Tales From Ovid: Day Ten


One of the most asked questions I get when I tell someone I’m a playwright is ‘What do you write?’. When I hear that question I’m probably already in the brace position because that question is not ‘why’ (because I have to and would combust if I didn’t) or how (pen to notebook diagram, diagram to keys on the computer, rarely in mornings, usually best at about 8.00pm). As I crouch on the floor with my hands around my head I’ll mumble something like – ‘well, drama, y’know plays’. And they’ll come back with are the funny or serious and I’m all ‘not comedy-comedy but not humanity is doomed and we’re all going to die alone either’ and by then I’m probably rocking. Maybe only Harold Pinter could have answered that question (‘well, there are these men in a room…’) and, let’s be honest, it’s not a very interesting question, is it? A writer can write about anything, yes we’ll have our own ticks and quirks but the ‘what’ – that can be huge. Or HUGE, as it should probably be given my current prediliction for capitalisation. By giving all of our writers the ‘what’ in Ovid Reworked (stories from Ovid’s Metamorphoses) we’ve removed that question. Yes, they may be comic or tragic or one of the endless shades in between but I like to think that getting the ‘what’ out of the way allows us to look at more interesting things. Like ‘how’. And since we’re specifically talking about plays – how does it go from story-to writer-to director-to stage?

If I were being flippant then my answer to that for this project would be ‘quickly’. I did an interview for IdeasTap a few days ago and when they asked me what I liked about working in Empty Shops I posited about how the need to create (and discard) quickly is extremely liberating. Having a theatre-space which we can programme to our whim and will allows us to take lots of risks. And one of the plays we debuted today I think demonstrates this beautifully.

A week before we moved into the space we went out into Brixton to do a photoshoot for promo material. Retreating from the cold we went into a local cafe/bar where one of our Directors, Estelle, started having something of a quick read-through of lines with two of our actors. Our waiter noticed the script that was being read (The Fall of Troy as it turns out) and asked what we were doing. And so it emerged that our waiter, Eddie Molloy, not only knew his Ovid but was something of a writer.

Ten minutes later, Eddie had agreed to write a short adaptation of the story of Narcissus and Estelle had agreed to direct it. In terms of risk and possible insanity in terms of curating a festival this stands out. Not just for us (in as much as we’d never met Eddie before and that there’s always the potential for the elephant in the room of ‘can this person write’) but for Eddie. Writers can be spikey and self obsessed (hello, have we met?) and whilst I’m sure Mr Molloy doesn’t have the worst of my writerly characteristics he was still investing the time and energy into producing a script for a theatre company he had bumped into in a cafe. But having an empty shop gives you license to do all those things you couldn’t do elsewhere – like engage a Brixton writer to write for you with less than a week to go to opening day. To be entirely serious (momentarily) it would be wrong for us to play ‘safe’, particularly when the Brixton Village Market project as a whole is about engaging Brixton and embracing risk and experimentation and imagination.

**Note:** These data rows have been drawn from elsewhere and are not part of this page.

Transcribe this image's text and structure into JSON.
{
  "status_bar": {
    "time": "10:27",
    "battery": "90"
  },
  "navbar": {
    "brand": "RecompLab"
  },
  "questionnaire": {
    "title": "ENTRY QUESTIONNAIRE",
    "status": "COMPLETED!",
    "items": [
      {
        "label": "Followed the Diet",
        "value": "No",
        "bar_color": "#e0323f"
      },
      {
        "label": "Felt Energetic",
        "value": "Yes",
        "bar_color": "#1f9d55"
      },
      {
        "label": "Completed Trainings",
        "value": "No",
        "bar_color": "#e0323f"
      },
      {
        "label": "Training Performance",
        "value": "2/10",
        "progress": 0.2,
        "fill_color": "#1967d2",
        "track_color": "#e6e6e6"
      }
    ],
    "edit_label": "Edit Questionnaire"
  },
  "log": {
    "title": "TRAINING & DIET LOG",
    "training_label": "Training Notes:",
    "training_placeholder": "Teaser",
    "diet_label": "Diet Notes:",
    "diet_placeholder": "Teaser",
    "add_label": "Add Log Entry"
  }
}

Eddie duly delivered his script in the middle of last week and when I read it and saw how enthusiastic Estelle was about directing it I was glad we’d taken this risk. We always wanted to make writers do unsual things and I think this spectacularly counts as an unusual thing. When I read Narcissus we didn’t have an actor for the role (and we have, to put it politely, already had one WHERE ARE ALL THE MALE ACTORS? stress) but, rather fittingly, Edward Cartwright was recommended to us on the strength of a monologue he’d previously performed. Less than forty eight hours after Edward got the script he was performing in Shop 82. With a gas mask.

Narcissus - First Performance

Because sometimes, just sometimes, life and making theatre is like that.